Phonology may be briefly defined as the study of sound patterns in spoken language. One of the most well-known computational models of phonology, Koskenniemi's two-level phonology, is based on an underlying linguistic theory that has been superseded by autosegmental phonology, which began with the work of Goldsmith. There is a need for computational models that are faithful to this more recent theory. Such a model can form the basis of a computational tool that can quickly and accurately check the validity of a phonological analysis on a large amount of phonetic data, freeing the linguist from the tedious and enor-prone task of doing this by hand. This-thesis presents a new computational model of phonology that is faithful to standard autosegmental theory, that has clearly adequate expressive power, and that is suitable as the basis for a tool for phonological analysis. It follows on very recent efforts by Kornai and Bird & Ellison to model autosegmental phonology. The model is based on a view of phonology that sees phonological representations as data and phonological rules as procedures that manipulate them.
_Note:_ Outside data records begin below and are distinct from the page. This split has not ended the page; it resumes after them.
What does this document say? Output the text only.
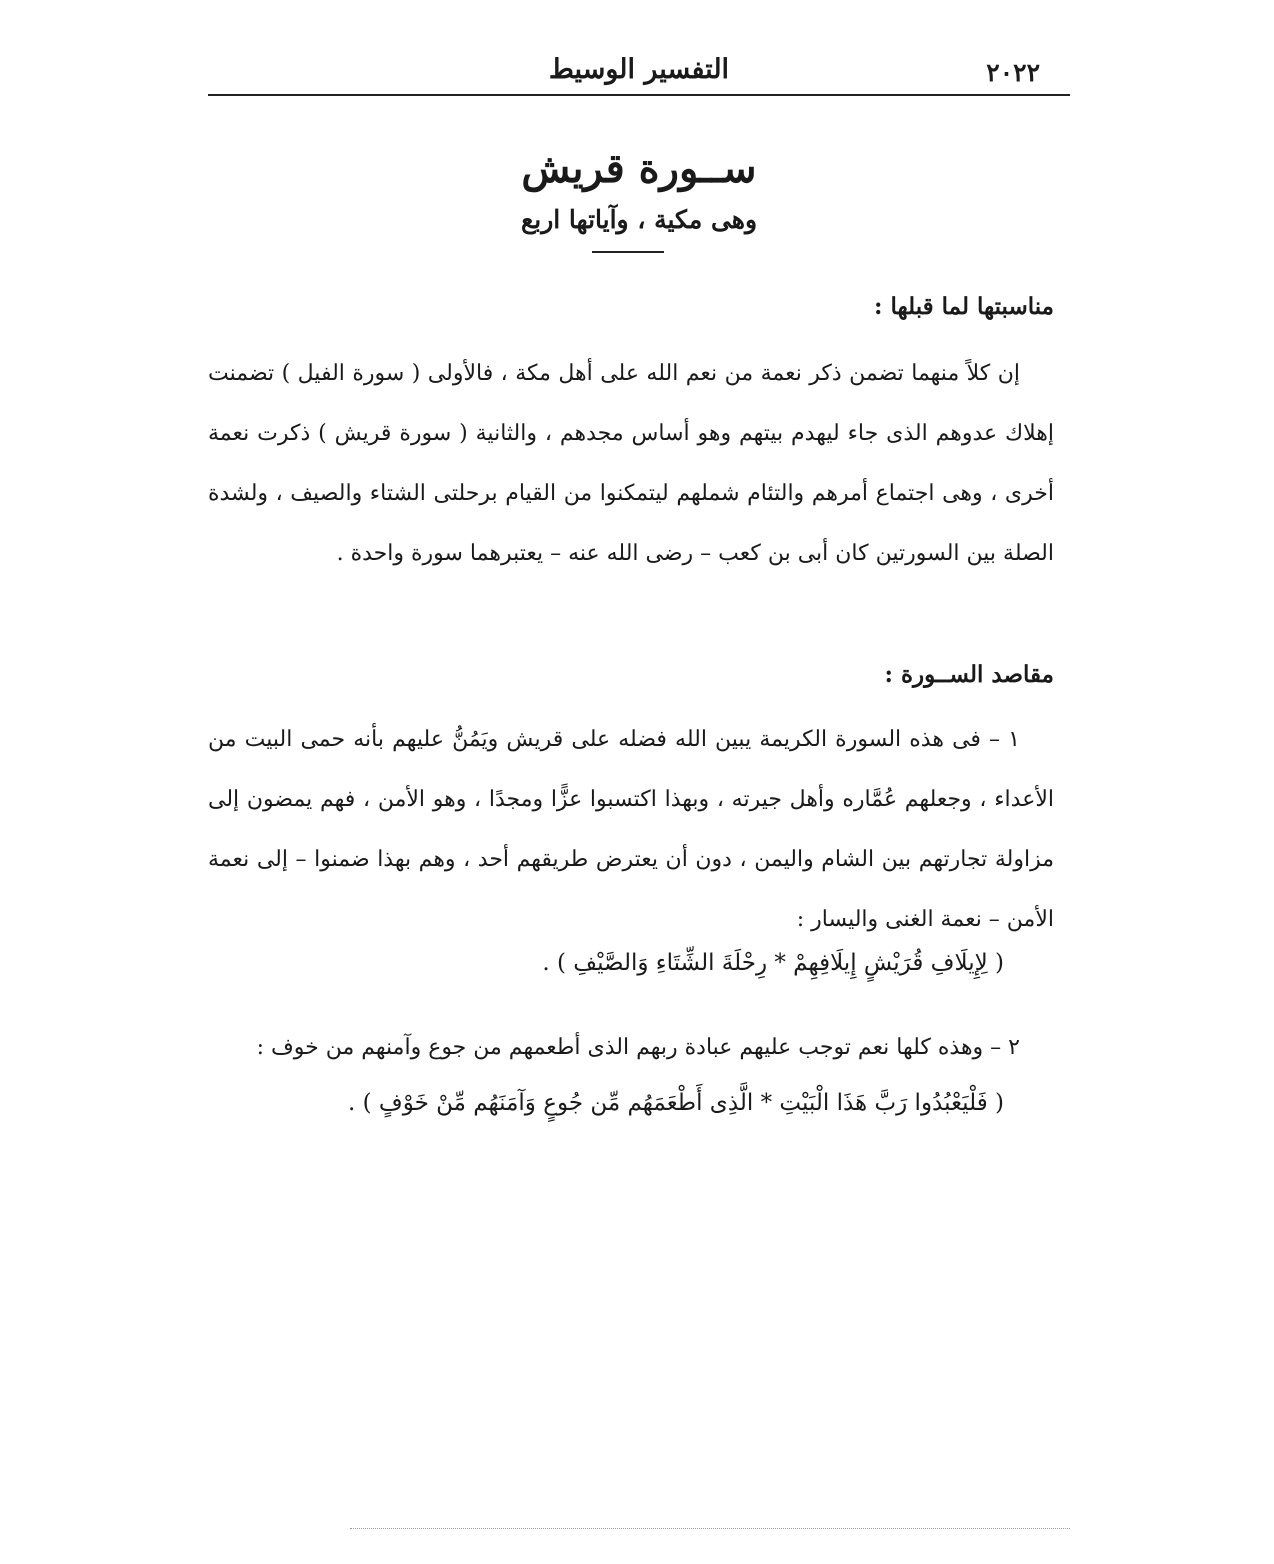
٢٠٢٢
التفسير الوسيط
ســورة قريش
وهى مكية ، وآياتها اربع
مناسبتها لما قبلها :
إن كلاً منهما تضمن ذكر نعمة من نعم الله على أهل مكة ، فالأولى ( سورة الفيل ) تضمنت إهلاك عدوهم الذى جاء ليهدم بيتهم وهو أساس مجدهم ، والثانية ( سورة قريش ) ذكرت نعمة أخرى ، وهى اجتماع أمرهم والتئام شملهم ليتمكنوا من القيام برحلتى الشتاء والصيف ، ولشدة الصلة بين السورتين كان أبى بن كعب – رضى الله عنه – يعتبرهما سورة واحدة .
مقاصد الســورة :
١ – فى هذه السورة الكريمة يبين الله فضله على قريش ويَمُنُّ عليهم بأنه حمى البيت من الأعداء ، وجعلهم عُمَّاره وأهل جيرته ، وبهذا اكتسبوا عزًّا ومجدًا ، وهو الأمن ، فهم يمضون إلى مزاولة تجارتهم بين الشام واليمن ، دون أن يعترض طريقهم أحد ، وهم بهذا ضمنوا – إلى نعمة الأمن – نعمة الغنى واليسار :
( لِإِيلَافِ قُرَيْشٍ إِيلَافِهِمْ * رِحْلَةَ الشِّتَاءِ وَالصَّيْفِ ) .
٢ – وهذه كلها نعم توجب عليهم عبادة ربهم الذى أطعمهم من جوع وآمنهم من خوف :
( فَلْيَعْبُدُوا رَبَّ هَذَا الْبَيْتِ * الَّذِى أَطْعَمَهُم مِّن جُوعٍ وَآمَنَهُم مِّنْ خَوْفٍ ) .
It models rules using multi-tape state-labelled finite transducers (MSFTs), a natural extension of finite state transducers obtained by adding multiple input and output tapes. MSFTs are shown to be powerful enough to express a wide range of autosegmental rules. We also investigate the class of formal languages accepted by multi-tape state-labelled finite automata (MSFAs) when their input tapes are considered to encode a single word in parallel. This class is quite large, including some languages that are not context free. Given that our model is faithful to autosegmental theory, this gives an upper bound on the computational power required to model autosegmental phonological rules.